Ketua Komisi C DPRD Surabaya Saifuddin Zuhri menuding, lurah dan camat bertanggung jawab terhadap penggunaan lahan konservasi untuk kawasan permukiman. Sebab, mereka ini yang mengetahui namun tidak lapor terhadap Pemerintah Kota.
“Lurah dan camat ini pasti tahu, karena penjualan lahan itu administrasinya lewat kelurahan,” ujarnya saat sidak.
Politisi PDI Perjuangan ini menjelaskan, semestinya, lurah memberika  informasi kepada masyarakat apa yang dilakukan melanggar rencana tata ruang dan wilayah (RTRW). Dia yakin, pembangunan kawasan di lahan konservasi sudah disengaja.
“Ini ada unsur kesengajaan, tidak mungkin lurah tidak memahami perda, kalau itu terjadi berarti lurahnya perlu di bimtek,” katanya.

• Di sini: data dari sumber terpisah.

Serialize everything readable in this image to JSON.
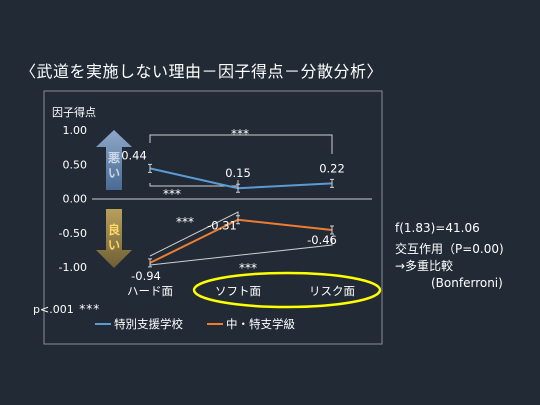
{
  "title": "〈武道を実施しない理由－因子得点－分散分析〉",
  "chart_data": {
    "type": "line",
    "ylabel": "因子得点",
    "categories": [
      "ハード面",
      "ソフト面",
      "リスク面"
    ],
    "ylim": [
      -1.0,
      1.0
    ],
    "y_inverted": true,
    "yticks": [
      "1.00",
      "0.50",
      "0.00",
      "-0.50",
      "-1.00"
    ],
    "ytick_values": [
      -1.0,
      -0.5,
      0.0,
      0.5,
      1.0
    ],
    "series": [
      {
        "name": "特別支援学校",
        "values": [
          0.44,
          0.15,
          0.22
        ],
        "labels": [
          "0.44",
          "0.15",
          "0.22"
        ],
        "color": "#5b9bd5"
      },
      {
        "name": "中・特支学級",
        "values": [
          -0.94,
          -0.31,
          -0.46
        ],
        "labels": [
          "-0.94",
          "-0.31",
          "-0.46"
        ],
        "color": "#ed7d31"
      }
    ],
    "annotations": {
      "bad_label": "悪い",
      "good_label": "良い",
      "significance_marks": [
        "***",
        "***",
        "***",
        "***"
      ]
    },
    "highlight_color": "#ffff00"
  },
  "stats": {
    "f_value": "f(1.83)=41.06",
    "interaction": "交互作用（P=0.00)",
    "posthoc": "→多重比較",
    "method": "(Bonferroni)"
  },
  "significance_note": {
    "text": "p<.001",
    "stars": "***"
  }
}
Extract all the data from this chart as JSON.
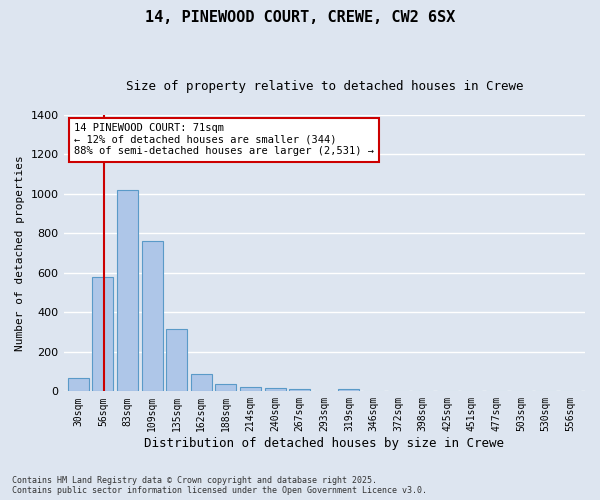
{
  "title": "14, PINEWOOD COURT, CREWE, CW2 6SX",
  "subtitle": "Size of property relative to detached houses in Crewe",
  "xlabel": "Distribution of detached houses by size in Crewe",
  "ylabel": "Number of detached properties",
  "bar_labels": [
    "30sqm",
    "56sqm",
    "83sqm",
    "109sqm",
    "135sqm",
    "162sqm",
    "188sqm",
    "214sqm",
    "240sqm",
    "267sqm",
    "293sqm",
    "319sqm",
    "346sqm",
    "372sqm",
    "398sqm",
    "425sqm",
    "451sqm",
    "477sqm",
    "503sqm",
    "530sqm",
    "556sqm"
  ],
  "bar_values": [
    70,
    580,
    1020,
    760,
    315,
    90,
    35,
    20,
    15,
    10,
    0,
    12,
    0,
    0,
    0,
    0,
    0,
    0,
    0,
    0,
    0
  ],
  "bar_color": "#aec6e8",
  "bar_edge_color": "#5a9ac8",
  "bg_color": "#dde5f0",
  "grid_color": "#ffffff",
  "annotation_text": "14 PINEWOOD COURT: 71sqm\n← 12% of detached houses are smaller (344)\n88% of semi-detached houses are larger (2,531) →",
  "annotation_box_color": "#ffffff",
  "annotation_box_edge": "#cc0000",
  "vline_color": "#cc0000",
  "ylim": [
    0,
    1400
  ],
  "yticks": [
    0,
    200,
    400,
    600,
    800,
    1000,
    1200,
    1400
  ],
  "footer_text": "Contains HM Land Registry data © Crown copyright and database right 2025.\nContains public sector information licensed under the Open Government Licence v3.0.",
  "title_fontsize": 11,
  "subtitle_fontsize": 9,
  "ylabel_fontsize": 8,
  "xlabel_fontsize": 9,
  "tick_fontsize": 7,
  "footer_fontsize": 6
}
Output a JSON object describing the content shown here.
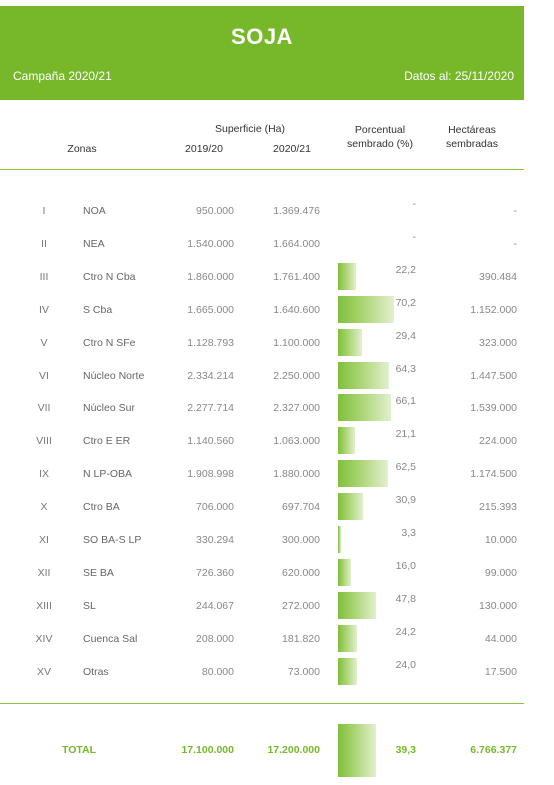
{
  "header": {
    "title": "SOJA",
    "campaign": "Campaña 2020/21",
    "date": "Datos al: 25/11/2020"
  },
  "columns": {
    "zonas": "Zonas",
    "superficie": "Superficie (Ha)",
    "y2019": "2019/20",
    "y2020": "2020/21",
    "porcentual_1": "Porcentual",
    "porcentual_2": "sembrado (%)",
    "hectareas_1": "Hectáreas",
    "hectareas_2": "sembradas"
  },
  "colors": {
    "accent": "#77b82a",
    "header_bg": "#77b82a"
  },
  "rows": [
    {
      "num": "I",
      "zona": "NOA",
      "s19": "950.000",
      "s20": "1.369.476",
      "pct": "-",
      "pct_value": 0,
      "hect": "-"
    },
    {
      "num": "II",
      "zona": "NEA",
      "s19": "1.540.000",
      "s20": "1.664.000",
      "pct": "-",
      "pct_value": 0,
      "hect": "-"
    },
    {
      "num": "III",
      "zona": "Ctro N Cba",
      "s19": "1.860.000",
      "s20": "1.761.400",
      "pct": "22,2",
      "pct_value": 22.2,
      "hect": "390.484"
    },
    {
      "num": "IV",
      "zona": "S Cba",
      "s19": "1.665.000",
      "s20": "1.640.600",
      "pct": "70,2",
      "pct_value": 70.2,
      "hect": "1.152.000"
    },
    {
      "num": "V",
      "zona": "Ctro N SFe",
      "s19": "1.128.793",
      "s20": "1.100.000",
      "pct": "29,4",
      "pct_value": 29.4,
      "hect": "323.000"
    },
    {
      "num": "VI",
      "zona": "Núcleo Norte",
      "s19": "2.334.214",
      "s20": "2.250.000",
      "pct": "64,3",
      "pct_value": 64.3,
      "hect": "1.447.500"
    },
    {
      "num": "VII",
      "zona": "Núcleo Sur",
      "s19": "2.277.714",
      "s20": "2.327.000",
      "pct": "66,1",
      "pct_value": 66.1,
      "hect": "1.539.000"
    },
    {
      "num": "VIII",
      "zona": "Ctro E ER",
      "s19": "1.140.560",
      "s20": "1.063.000",
      "pct": "21,1",
      "pct_value": 21.1,
      "hect": "224.000"
    },
    {
      "num": "IX",
      "zona": "N LP-OBA",
      "s19": "1.908.998",
      "s20": "1.880.000",
      "pct": "62,5",
      "pct_value": 62.5,
      "hect": "1.174.500"
    },
    {
      "num": "X",
      "zona": "Ctro BA",
      "s19": "706.000",
      "s20": "697.704",
      "pct": "30,9",
      "pct_value": 30.9,
      "hect": "215.393"
    },
    {
      "num": "XI",
      "zona": "SO BA-S LP",
      "s19": "330.294",
      "s20": "300.000",
      "pct": "3,3",
      "pct_value": 3.3,
      "hect": "10.000"
    },
    {
      "num": "XII",
      "zona": "SE BA",
      "s19": "726.360",
      "s20": "620.000",
      "pct": "16,0",
      "pct_value": 16.0,
      "hect": "99.000"
    },
    {
      "num": "XIII",
      "zona": "SL",
      "s19": "244.067",
      "s20": "272.000",
      "pct": "47,8",
      "pct_value": 47.8,
      "hect": "130.000"
    },
    {
      "num": "XIV",
      "zona": "Cuenca Sal",
      "s19": "208.000",
      "s20": "181.820",
      "pct": "24,2",
      "pct_value": 24.2,
      "hect": "44.000"
    },
    {
      "num": "XV",
      "zona": "Otras",
      "s19": "80.000",
      "s20": "73.000",
      "pct": "24,0",
      "pct_value": 24.0,
      "hect": "17.500"
    }
  ],
  "total": {
    "label": "TOTAL",
    "s19": "17.100.000",
    "s20": "17.200.000",
    "pct": "39,3",
    "pct_value": 39.3,
    "hect": "6.766.377"
  }
}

Kabid Tata Bangunan Dinas Perumahan Rakyat dan Kawasan Permukiman Lasidi mengaku tidak pernah mengeluarkan izin terhadap pembangunan rumah warga. Sebab, lahan yang ditempati masuk dalam kawasan konservasi.
“Kami tidam mengeluarkan izim dan tidak akan mengeluarkan izin sampai kapanpun,” ujarnya.
Karena itu, pihaknya sudah memberi informasi kepada warga. Selain informasi, pihaknya sudah meminta Satpol PP Kota Surabaya untuk melakukan penyegelen rumah dengan memberi tanda silang.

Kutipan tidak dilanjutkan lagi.